I have never read Frank Miller’s gritty noir comic that this film is based on. But even without any prior knowledge of the look, feel or mood of the comic, I have no problem making this declaration: in terms of accuracy when compared to its source material, Robert Rodriguez’s Sin City is the best adaptation of a comic book of all time. The fact that any novice can walk away feeling like they know what reading the comics are like is the best compliment I can pay the film.
That doesn’t mean this is the best movie from a comic book adaptation. There have been plenty of others that have worked better as movies—the original Batman, Spider-Man 2 and X2 all had better constructed stories. But this movie was all about one thing: becoming an all-digital rendering of the pages of the comic. That’s what it promises, and that’s what it delivers.
Okay, so it delivers more than just that. The film, as you can tell from the commercials, is a visual knockout. It was shot on digital video in a green room with the sets inserted digitally. The film is mostly in black-and-white, with a few notable exceptions. The overall result is something that jumps off the screen at you, simultaneously unreal and hyper-real.
Even if the impact of the visual style wears off, there’s still a lot to look at onscreen. Rodriguez and Miller, who’s given a director’s credit here because of the direct impact his work and presence had on the filming (Rodriguez believed with so much conviction that Miller should be credited, he was willing to leave the Director’s Guild because of it) present three stories here, all tangentially connected by a setting. That setting is Basin City, a town full of crooked cops, serial assassins, hookers and perverts. Each story focuses on a hard-boiled man who narrates the story with Raymond Chandler-esque dialog. Each one is trying to accomplish the same essential task: protect a woman’s honor from some lowlife who’s also integrated into the bureaucracy of the city – a corrupt cop, a senator’s son, a bishop.

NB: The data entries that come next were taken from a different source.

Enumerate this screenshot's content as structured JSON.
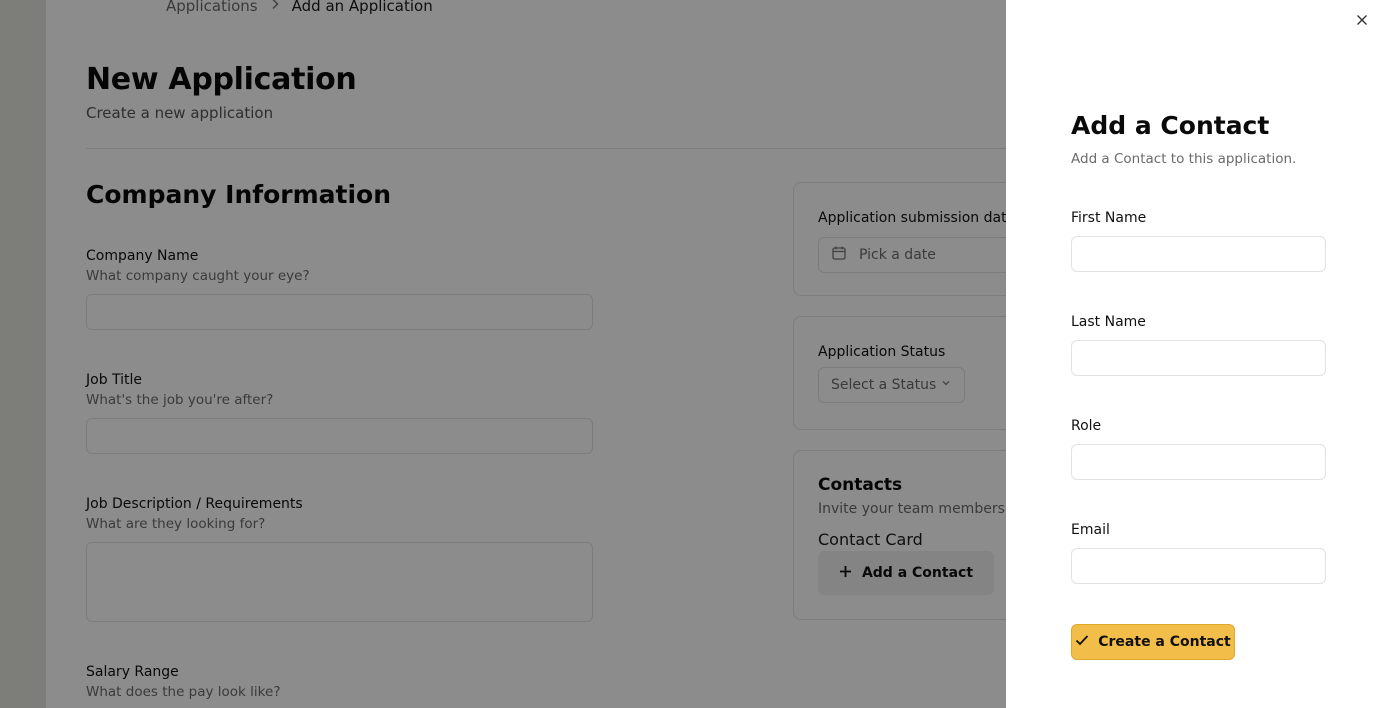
{
  "breadcrumb": {
    "parent": "Applications",
    "current": "Add an Application"
  },
  "page": {
    "title": "New Application",
    "subtitle": "Create a new application"
  },
  "company_section": {
    "title": "Company Information",
    "fields": [
      {
        "label": "Company Name",
        "description": "What company caught your eye?",
        "value": ""
      },
      {
        "label": "Job Title",
        "description": "What's the job you're after?",
        "value": ""
      },
      {
        "label": "Job Description / Requirements",
        "description": "What are they looking for?",
        "value": ""
      },
      {
        "label": "Salary Range",
        "description": "What does the pay look like?"
      }
    ]
  },
  "side_cards": {
    "submission_date": {
      "label": "Application submission date",
      "placeholder": "Pick a date"
    },
    "status": {
      "label": "Application Status",
      "placeholder": "Select a Status"
    },
    "contacts": {
      "title": "Contacts",
      "description": "Invite your team members to",
      "card_label": "Contact Card",
      "add_button": "Add a Contact"
    }
  },
  "drawer": {
    "title": "Add a Contact",
    "description": "Add a Contact to this application.",
    "fields": [
      {
        "label": "First Name",
        "value": ""
      },
      {
        "label": "Last Name",
        "value": ""
      },
      {
        "label": "Role",
        "value": ""
      },
      {
        "label": "Email",
        "value": ""
      }
    ],
    "submit_label": "Create a Contact"
  },
  "colors": {
    "accent": "#f2bd48",
    "overlay": "rgba(0,0,0,0.45)",
    "rail": "#e4e6df"
  },
  "icons": [
    "close-icon",
    "chevron-right-icon",
    "calendar-icon",
    "chevron-down-icon",
    "plus-icon",
    "check-icon"
  ]
}
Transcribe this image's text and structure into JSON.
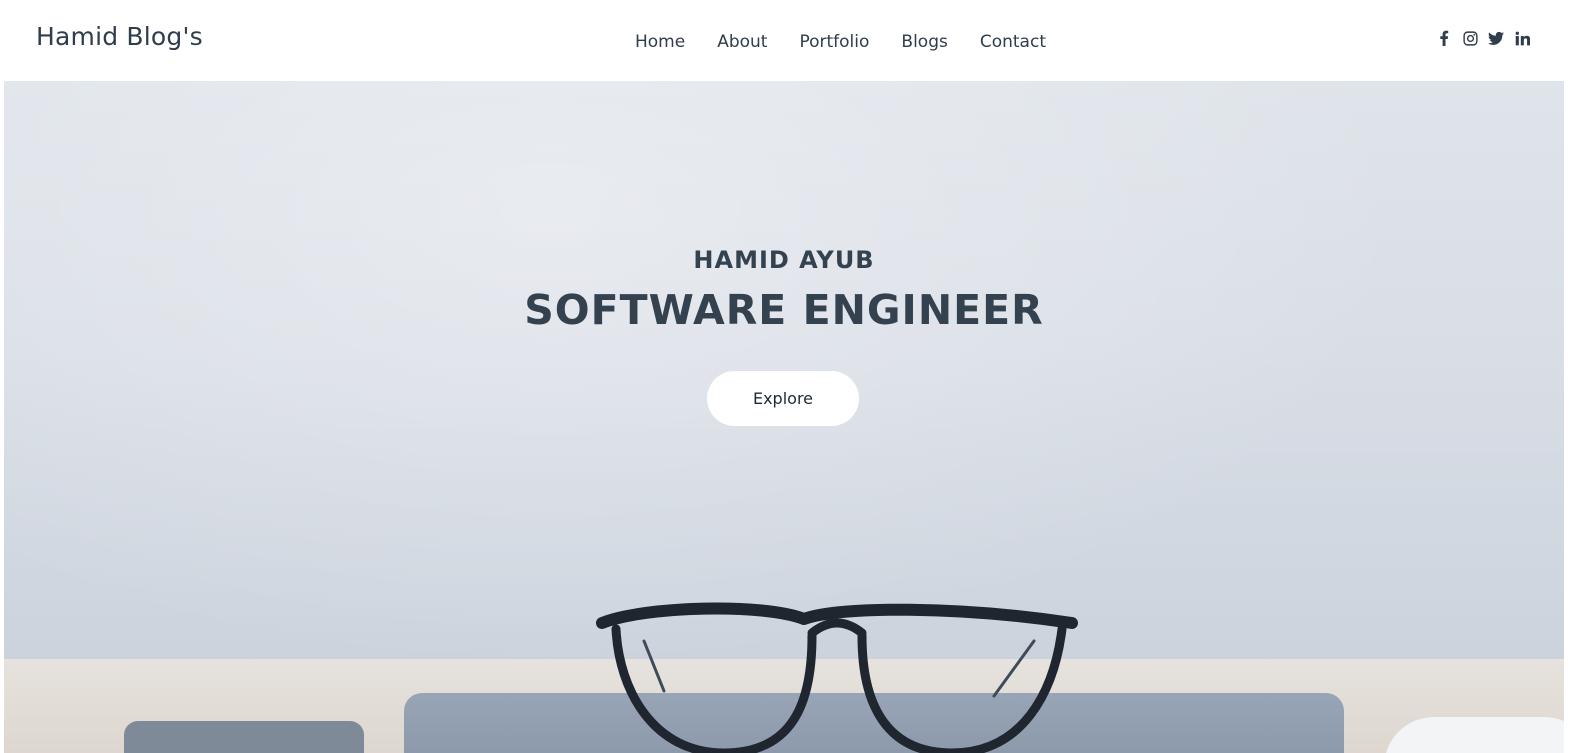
{
  "navbar": {
    "brand": "Hamid Blog's",
    "links": [
      {
        "label": "Home"
      },
      {
        "label": "About"
      },
      {
        "label": "Portfolio"
      },
      {
        "label": "Blogs"
      },
      {
        "label": "Contact"
      }
    ],
    "socials": [
      {
        "icon": "facebook-icon"
      },
      {
        "icon": "instagram-icon"
      },
      {
        "icon": "twitter-icon"
      },
      {
        "icon": "linkedin-icon"
      }
    ]
  },
  "hero": {
    "name": "HAMID AYUB",
    "title": "SOFTWARE ENGINEER",
    "cta_label": "Explore",
    "background_image": "glasses-on-laptop-desk"
  },
  "colors": {
    "text": "#2f3d4c",
    "button_bg": "#ffffff"
  }
}
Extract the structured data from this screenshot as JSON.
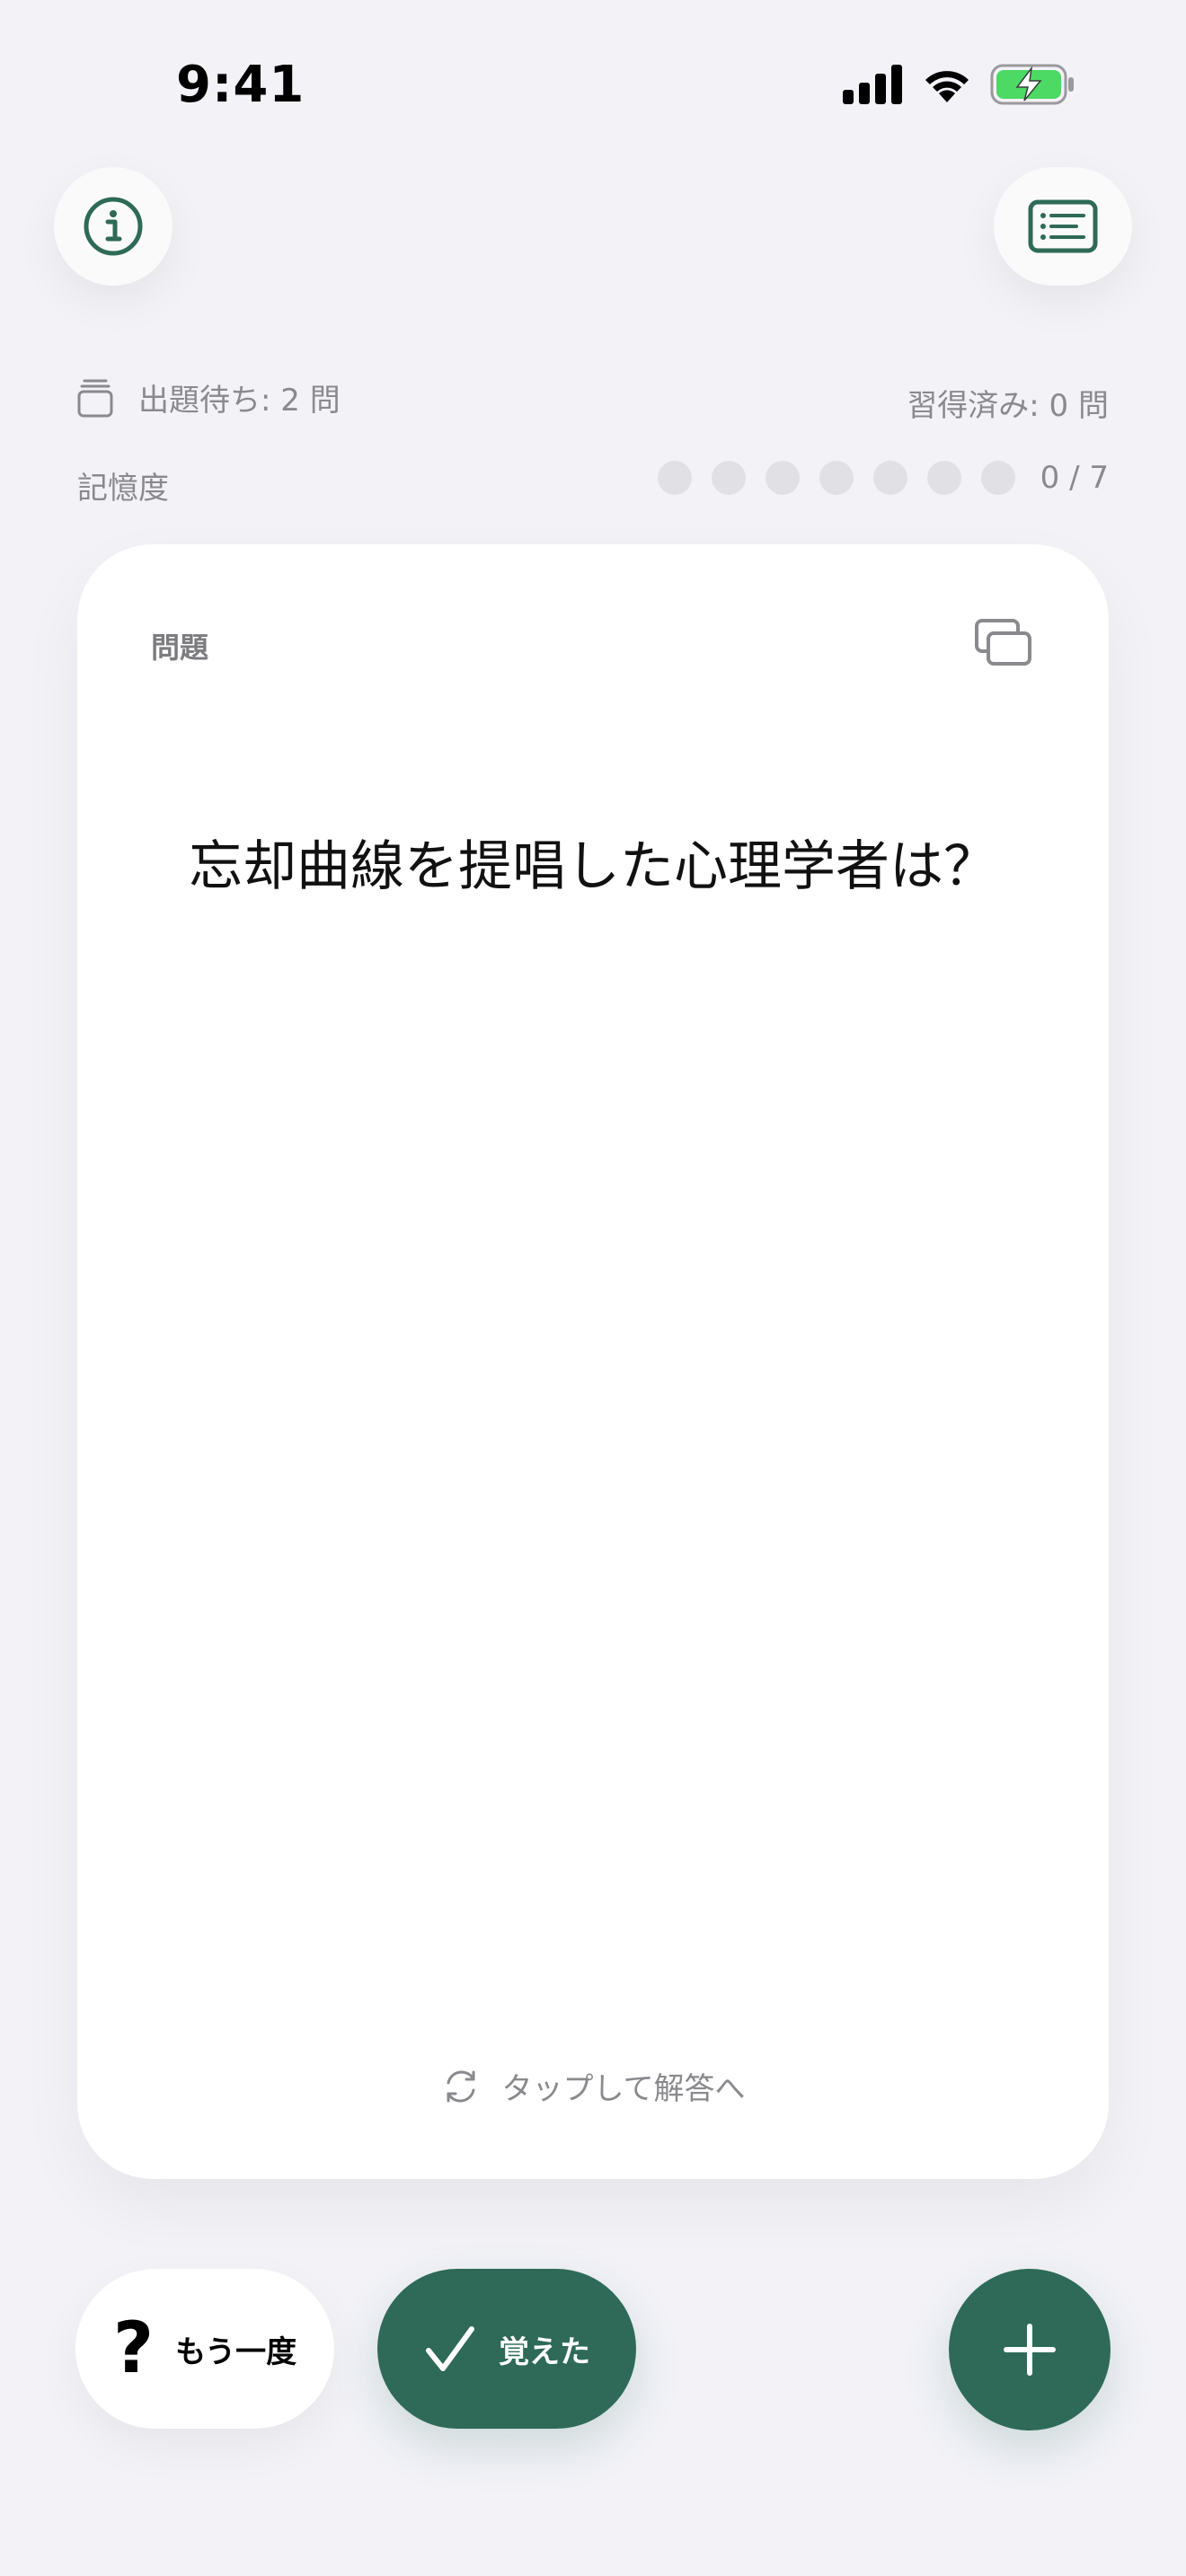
{
  "status_bar": {
    "time": "9:41",
    "icons": [
      "signal-icon",
      "wifi-icon",
      "battery-charging-icon"
    ]
  },
  "header": {
    "info_icon": "info-icon",
    "list_icon": "list-icon"
  },
  "stats": {
    "queue_label": "出題待ち: 2 問",
    "learned_label": "習得済み: 0 問",
    "memory_label": "記憶度",
    "memory_total": 7,
    "memory_filled": 0,
    "memory_count": "0 / 7"
  },
  "card": {
    "label": "問題",
    "question": "忘却曲線を提唱した心理学者は？",
    "tap_hint": "タップして解答へ"
  },
  "actions": {
    "again_label": "もう一度",
    "remember_label": "覚えた"
  },
  "colors": {
    "accent": "#2e6a57",
    "background": "#f2f2f7",
    "battery_green": "#4cd964"
  }
}
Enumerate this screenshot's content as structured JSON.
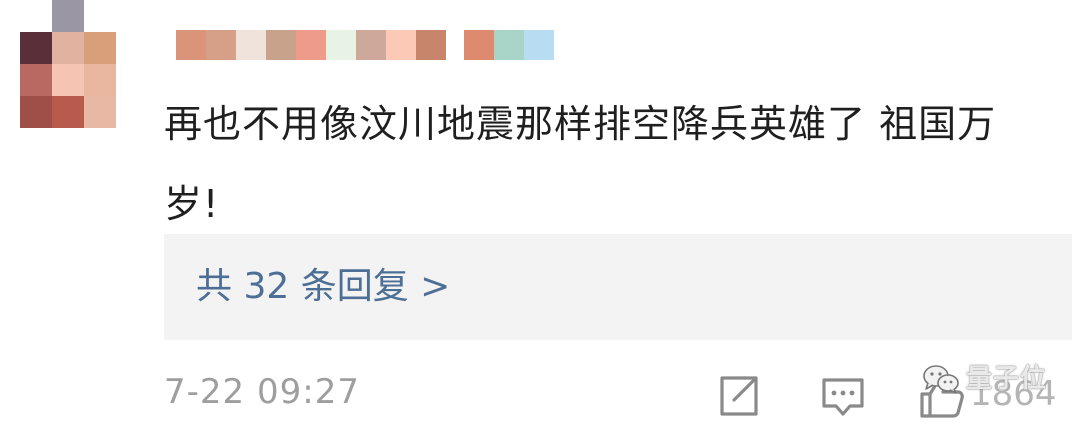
{
  "comment": {
    "avatar_colors": [
      "#ffffff",
      "#9a96a4",
      "#ffffff",
      "#5a2f3a",
      "#e2b2a0",
      "#d8a07a",
      "#b86a62",
      "#f6c4b2",
      "#e9b7a0",
      "#a04e48",
      "#b85a4c",
      "#e8b8a4"
    ],
    "username_colors": [
      "#d9947a",
      "#d6a088",
      "#efe3dc",
      "#c9a28c",
      "#ee9b8a",
      "#e8f3e6",
      "#cfa89c",
      "#fbc9b6",
      "#c7866c",
      "#dd8a6e",
      "#a9d4c8",
      "#b8dcf2"
    ],
    "text": "再也不用像汶川地震那样排空降兵英雄了 祖国万岁!",
    "replies_label": "共 32 条回复 >",
    "timestamp": "7-22 09:27",
    "like_count": "1864",
    "icons": [
      "share-icon",
      "reply-icon",
      "like-icon"
    ]
  },
  "watermark": {
    "text": "量子位",
    "icon": "wechat-logo"
  },
  "colors": {
    "link": "#4d6f96",
    "meta": "#9e9e9e",
    "reply_box_bg": "#f3f3f3"
  }
}
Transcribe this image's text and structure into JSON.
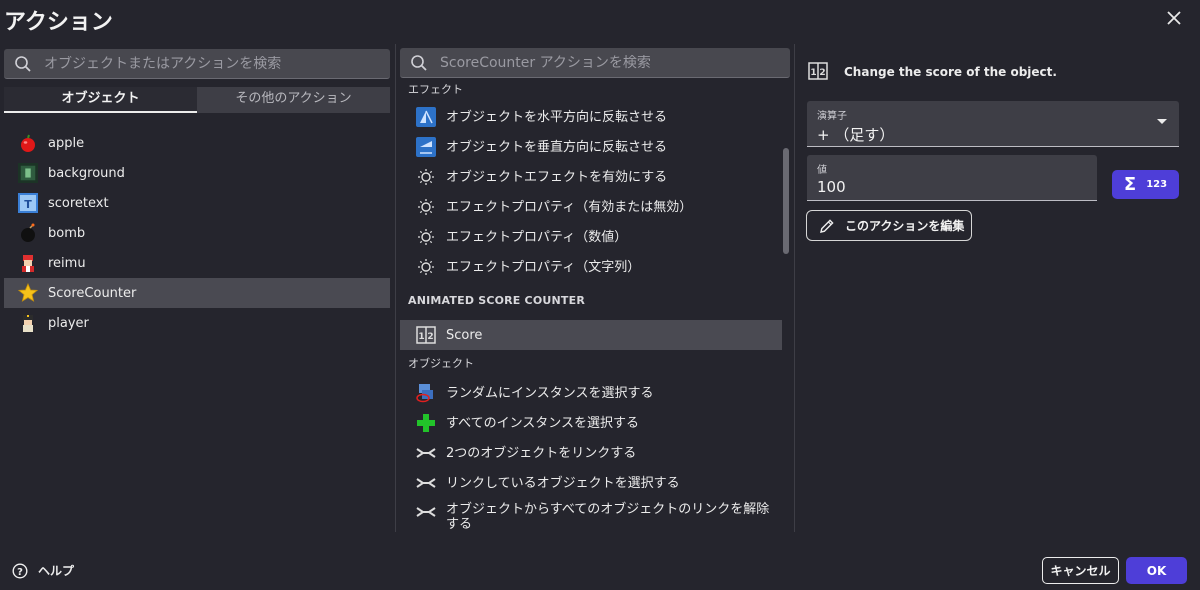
{
  "dialog": {
    "title": "アクション"
  },
  "left": {
    "search_placeholder": "オブジェクトまたはアクションを検索",
    "tabs": [
      "オブジェクト",
      "その他のアクション"
    ],
    "objects": [
      "apple",
      "background",
      "scoretext",
      "bomb",
      "reimu",
      "ScoreCounter",
      "player"
    ],
    "selected_object": "ScoreCounter"
  },
  "middle": {
    "search_placeholder": "ScoreCounter アクションを検索",
    "sections": [
      {
        "title": "エフェクト",
        "items": [
          {
            "label": "オブジェクトを水平方向に反転させる",
            "icon": "flip-horizontal-icon"
          },
          {
            "label": "オブジェクトを垂直方向に反転させる",
            "icon": "flip-vertical-icon"
          },
          {
            "label": "オブジェクトエフェクトを有効にする",
            "icon": "effect-icon"
          },
          {
            "label": "エフェクトプロパティ（有効または無効）",
            "icon": "effect-icon"
          },
          {
            "label": "エフェクトプロパティ（数値）",
            "icon": "effect-icon"
          },
          {
            "label": "エフェクトプロパティ（文字列）",
            "icon": "effect-icon"
          }
        ]
      },
      {
        "title": "ANIMATED SCORE COUNTER",
        "items": [
          {
            "label": "Score",
            "icon": "score-counter-icon"
          }
        ]
      },
      {
        "title": "オブジェクト",
        "items": [
          {
            "label": "ランダムにインスタンスを選択する",
            "icon": "random-pick-icon"
          },
          {
            "label": "すべてのインスタンスを選択する",
            "icon": "pick-all-icon"
          },
          {
            "label": "2つのオブジェクトをリンクする",
            "icon": "link-icon"
          },
          {
            "label": "リンクしているオブジェクトを選択する",
            "icon": "link-icon"
          },
          {
            "label": "オブジェクトからすべてのオブジェクトのリンクを解除する",
            "icon": "link-icon"
          }
        ]
      }
    ],
    "selected_action": "Score"
  },
  "right": {
    "description": "Change the score of the object.",
    "operator": {
      "label": "演算子",
      "value": "+ （足す）"
    },
    "value_field": {
      "label": "値",
      "value": "100"
    },
    "expression_button": "123",
    "edit_button": "このアクションを編集"
  },
  "footer": {
    "help": "ヘルプ",
    "cancel": "キャンセル",
    "ok": "OK"
  },
  "colors": {
    "accent": "#4e3ed8",
    "background": "#25252d",
    "selected": "#4a4a52"
  }
}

Bruce Willis plays John Hartigan, the city’s last moral policeman. He’s trying to solve one last case before he’s forced into retirement. In the second story presented, comeback kid Mickey Rourke dons some prosthetic puffiness to play Marv, a deranged and deformed thug with an unnamed mental condition and a sense of honor towards women, especially the one prostitute who was willing to give him the time of day. Clive Owen plays Dwight, a serial killer with a surgically altered face so he can hide out from the law. In his vignette, he’s forced to team with his ex-lover, Gail (Rosario Dawson,) to cover up a murder that threatens the fragile truce between the Basin City police force and the army of whores in the neighborhood known as “Old Town.”
Throw in the fact that Owen is dragged into his scenario because he’s trying to protect his current girlfriend Shellie (Brittany Murphy – is anyone else pleasantly surprised when she’s not completely annoying?) and you can realistically say you’re watching the same story three times. But it’s hard to notice these things when you’re watching great visuals and intense action. “Ultra-violence” doesn’t begin to cover it. There are severed limbs, decapitations, acts of cannibalism, hangings and ninja stars lodged in uncomfortable places. If the film wasn’t so stunning, you’d want to look away. It doesn’t reach the point of overload, thanks mainly to Rodriguez’s sense of where to place the moments of comic relief (particularly one character’s reaction to getting hit by an arrow, which might just be the funniest comic relief scene in any of these movies I’ve ever seen.) The performances are all pretty good too, including a surprisingly lucid Benicio Del Toro and Rourke, who, like Ron Perlman in Hellboy, brings out the human side of an absolute monster.
The downside of Rourke’s performance is that he’s so good Rodriguez obviously wanted to use him a lot, and therefore his narration is the most prevalent out of the four (I’ll leave the fourth as a surprise, even if it is the pre-credits sequence.) This sometimes lent the feel that he was still setting up his story rather than just letting us watch it. Every writing professor will drill this lesson into your head: show, don’t tell. Marv tells.
Also, the sequencing makes sense in the end – it’s interesting to see which character the little girl Hartigan saves at the beginning of the film morphs into (I refuse to spoil.) But it may have been nice if each chapter had a title card or something to delineate where each one ends and begins. Like in Pulp Fiction. Actually, the structure is such that it is impossible to talk about the film without at least mentioning Pulp Fiction, which is nice for writers, because it gives us an easy opportunity to mention that Quentin Tarantino guest-directed a segment. He was reportedly compensated $1 for his services as payback for the $1 work Rodriguez did on the score of Kill Bill. For the record, I would not have been able to determine which scene he directed had I not first read it somewhere else. That’s a credit to both men.
Truly, my complaints are minor. The segments aren’t intertwined, but this is not about a film coming together in the way you expect it to. Nor is it about the dialog or the performances, even if both are good. This is about recreating the experience of reading a comic book. I’d never had the pleasure until I saw the film. That may not make sense now, but if you see it, you’ll understand.